First on the non-filtered farmer data:
stats.ttest_ind(df_farm['swidth'],df_ref_set['swidth'])
These are not from the same population. What about the filtered data:
stats.ttest_ind(df_farm_set['swidth'],df_ref_set['swidth'])
Clearly from the same population. Some more tests:
stats.ttest_ind(df_farm_set['slength'],df_ref_set['slength'])
stats.ttest_ind(df_farm_set['plength'],df_ref_set['plength'])
Our data analysis cannot confirm the claim of v4setosa. There is absolutely no evidence for the claim in our independent study.
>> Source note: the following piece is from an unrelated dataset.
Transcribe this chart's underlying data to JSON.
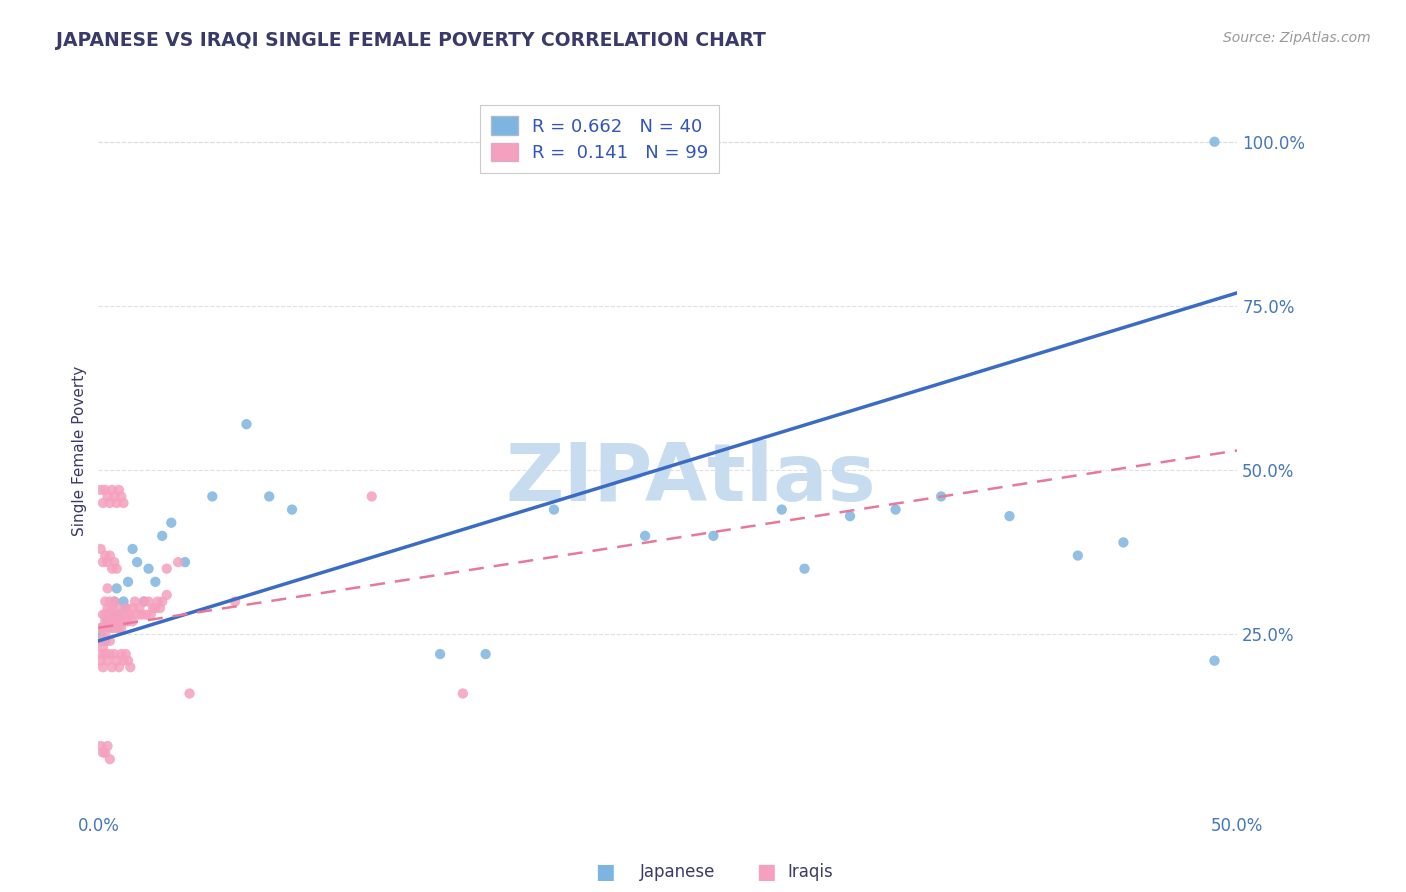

We advice the court to judge for not guilty.
(And we sent a very large bill which the looser v4setosa had to pay. v4setosa went bankrott and we cannot sleep anymore...)
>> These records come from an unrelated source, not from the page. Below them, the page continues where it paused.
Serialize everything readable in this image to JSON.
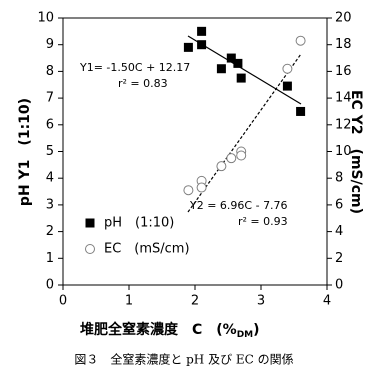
{
  "chart_data": {
    "type": "scatter",
    "x_label": "堆肥全窒素濃度　C　(%",
    "x_label_subscript": "DM",
    "x_label_end": ")",
    "y_label": "pH Y1　(1:10)",
    "y2_label": "EC Y2　(mS/cm)",
    "caption": "図３　全窒素濃度と pH 及び EC の関係",
    "annotations": [
      "Y1= -1.50C + 12.17",
      "r² = 0.83",
      "Y2 = 6.96C - 7.76",
      "r² = 0.93"
    ],
    "xlim": [
      0,
      4
    ],
    "xticks": [
      0,
      1,
      2,
      3,
      4
    ],
    "ylim": [
      0,
      10
    ],
    "yticks": [
      0,
      1,
      2,
      3,
      4,
      5,
      6,
      7,
      8,
      9,
      10
    ],
    "y2lim": [
      0,
      20
    ],
    "y2ticks": [
      0,
      2,
      4,
      6,
      8,
      10,
      12,
      14,
      16,
      18,
      20
    ],
    "legend": "lower left",
    "series": [
      {
        "name": "pH　(1:10)",
        "color": "#000000",
        "marker": "square",
        "x": [
          1.9,
          2.1,
          2.1,
          2.4,
          2.55,
          2.65,
          2.7,
          3.4,
          3.6
        ],
        "values": [
          8.9,
          9.5,
          9.0,
          8.1,
          8.5,
          8.3,
          7.75,
          7.45,
          6.5
        ]
      },
      {
        "name": "EC　(mS/cm)",
        "color": "#808080",
        "marker": "circle",
        "axis": "y2",
        "x": [
          1.9,
          2.1,
          2.1,
          2.4,
          2.55,
          2.7,
          2.7,
          3.4,
          3.6
        ],
        "values": [
          7.1,
          7.8,
          7.3,
          8.9,
          9.5,
          10.0,
          9.7,
          16.2,
          18.3
        ]
      }
    ]
  }
}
I used four hours for this small analysis. To work it out, doing more tests, think through, study here and there, make nice tables and plots, create the poster, I would probably need another 10 hours.
Considering that you may need longer due to less experience, this is what is expected from you for the poster session (about 30h work).